I have to find a proof of the following theorem
Given a smooth function f between smooth manifolds X and Y that:
- has constant rank
- is proper
- the preimage of every point in f(X) is connected and simply connected
Then f(X) is a smooth submanifold of Y.
I know that locally we have a submanifold structure by the constant rank theorem. I see that we want the preimage to be connected to avoid self-intersections and properness is also plausible. How to extend this globally?
I read this theorem in "The moment map revisited" by Guillemin and Sternberg
[ http://citeseerx.ist.psu.edu/viewdoc/download?doi=10.1.1.210.4537&rep=rep1&type=pdf#page26 ]
page 149
and I have also read the reference, but I have not understood how that helps (it stays in a local setting)
Does anyone have an idea on what a good strategy would be? I do not see how to use the simply connected assumption. I have looked up in many books, but I have found no mention of anything similar. Any good reference?

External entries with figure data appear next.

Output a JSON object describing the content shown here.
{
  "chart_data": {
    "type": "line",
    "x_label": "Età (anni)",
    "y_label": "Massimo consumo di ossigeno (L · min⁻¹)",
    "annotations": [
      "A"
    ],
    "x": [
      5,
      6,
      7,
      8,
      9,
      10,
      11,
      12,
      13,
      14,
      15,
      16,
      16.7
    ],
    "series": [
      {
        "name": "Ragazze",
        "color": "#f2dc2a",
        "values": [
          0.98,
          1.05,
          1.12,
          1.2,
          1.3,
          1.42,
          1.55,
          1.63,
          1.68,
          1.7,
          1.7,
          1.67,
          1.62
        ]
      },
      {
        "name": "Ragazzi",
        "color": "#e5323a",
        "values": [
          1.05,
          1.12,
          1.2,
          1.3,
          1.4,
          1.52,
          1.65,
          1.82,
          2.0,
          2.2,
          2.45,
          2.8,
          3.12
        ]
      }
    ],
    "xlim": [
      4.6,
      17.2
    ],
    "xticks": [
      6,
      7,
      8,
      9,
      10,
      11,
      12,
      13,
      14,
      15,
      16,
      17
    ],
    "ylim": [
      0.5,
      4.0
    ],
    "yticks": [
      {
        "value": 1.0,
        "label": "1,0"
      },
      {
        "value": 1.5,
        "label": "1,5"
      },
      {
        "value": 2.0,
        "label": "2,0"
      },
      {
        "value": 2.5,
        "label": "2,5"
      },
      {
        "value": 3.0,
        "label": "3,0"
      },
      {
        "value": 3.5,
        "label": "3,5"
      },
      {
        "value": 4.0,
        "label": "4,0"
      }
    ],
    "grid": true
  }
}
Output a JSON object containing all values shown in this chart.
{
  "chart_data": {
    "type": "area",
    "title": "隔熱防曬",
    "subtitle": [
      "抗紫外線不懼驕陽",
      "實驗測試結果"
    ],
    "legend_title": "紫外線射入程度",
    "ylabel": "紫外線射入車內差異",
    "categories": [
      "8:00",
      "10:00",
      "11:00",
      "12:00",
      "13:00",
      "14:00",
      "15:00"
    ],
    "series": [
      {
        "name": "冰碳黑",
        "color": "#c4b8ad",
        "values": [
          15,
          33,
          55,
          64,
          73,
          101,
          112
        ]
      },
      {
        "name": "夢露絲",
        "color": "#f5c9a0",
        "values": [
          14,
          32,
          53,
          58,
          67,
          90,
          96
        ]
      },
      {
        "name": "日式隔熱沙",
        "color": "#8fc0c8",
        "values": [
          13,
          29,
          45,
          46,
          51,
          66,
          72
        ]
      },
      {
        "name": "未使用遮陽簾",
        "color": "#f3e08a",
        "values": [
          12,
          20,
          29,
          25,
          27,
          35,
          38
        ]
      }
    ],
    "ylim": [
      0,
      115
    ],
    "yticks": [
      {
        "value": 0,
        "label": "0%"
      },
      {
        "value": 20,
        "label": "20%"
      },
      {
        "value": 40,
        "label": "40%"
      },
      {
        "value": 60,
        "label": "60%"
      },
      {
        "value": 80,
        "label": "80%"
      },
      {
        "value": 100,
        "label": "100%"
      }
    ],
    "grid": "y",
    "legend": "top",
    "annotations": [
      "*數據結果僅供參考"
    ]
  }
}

I feel like this is an easy exercise, but I am missing something.
Thank you very much in advance.
It seems that the simply connected assumption is not needed. Or maybe there is a mistake in the proof below.
By Hormander's local statement, we know that for every $x \in X$ with $y=f(x)$ there exists an open $U_x \subset X$ and an open $V_y \subset Y$ such that $f(U_x)\subset V_y$ is a submanifold of $V_y$. We would like to prove that there is an open $W_y \subset V_y$ such that $f(X) \cap W_y= f(U_x)\cap W_y$, thus making $f(X)$ a submanifold of $Y$.
First, let's prove that any point $x$ in the preimage of $y$ ''locally detects the local image of $f$ near $y$". Namely, consider the equivalence relation on points of $f^{-1}(y)$ given by
$x \sim x'$ if and only if for any open $O_x$ and $O_{x'}$ there exist open neighborhoods $U_x \subset O_x , U_{x'} \subset O_{x'} $ s.t. $ f(U_x)=f(U_x')$.
By local structure qiven in Hormander, each equivelence class is open in $f^{-1}(y)$. The classes cover $f^{-1}(y)$. But it is compact. So we have a finite open subcover. But then the classes are closed. By connectedness, there is only one class. We restate this for future use as follows:
For any $x, x' \in f^{-1} (y)$ for any open $O_x$ and $O_{x'}$ there exist open neighborhoods $U_x \subset O(x) , U_{x'} \subset O(x') $s.t. $ f(U_x)=f(U_x')$.
Now, let's go back to our main proof. Suppose no such $W_y$ exists. Then we get a sequence $y_k$ in $Y$ converging to $y$ with $y_k \in f(X)$ but with $y_k \notin f(U_x)$. Pick arbitrary preimages $x_k$ of $y_k$. Since $f$ is proper, they lie in a compact subset of $X$, hence have convergent subsequence, converging to $x'$ which is forced to lie in $f^{-1} (y)$. By the observation above, there is $U_{x'}$ such that $f(U_{x'})=f(U'_x)$ for some open $U'_x \subset U_x$ around $x$. For large $k$ the points $x_k$ are in $U_{x'}$ so that $y_k \in f(U_{x'})=f(U'_x) \subset f(U_x)$. This is a contradiction which proves that we indeed have a $W_y$ and that $f(X)$ is a submanifold.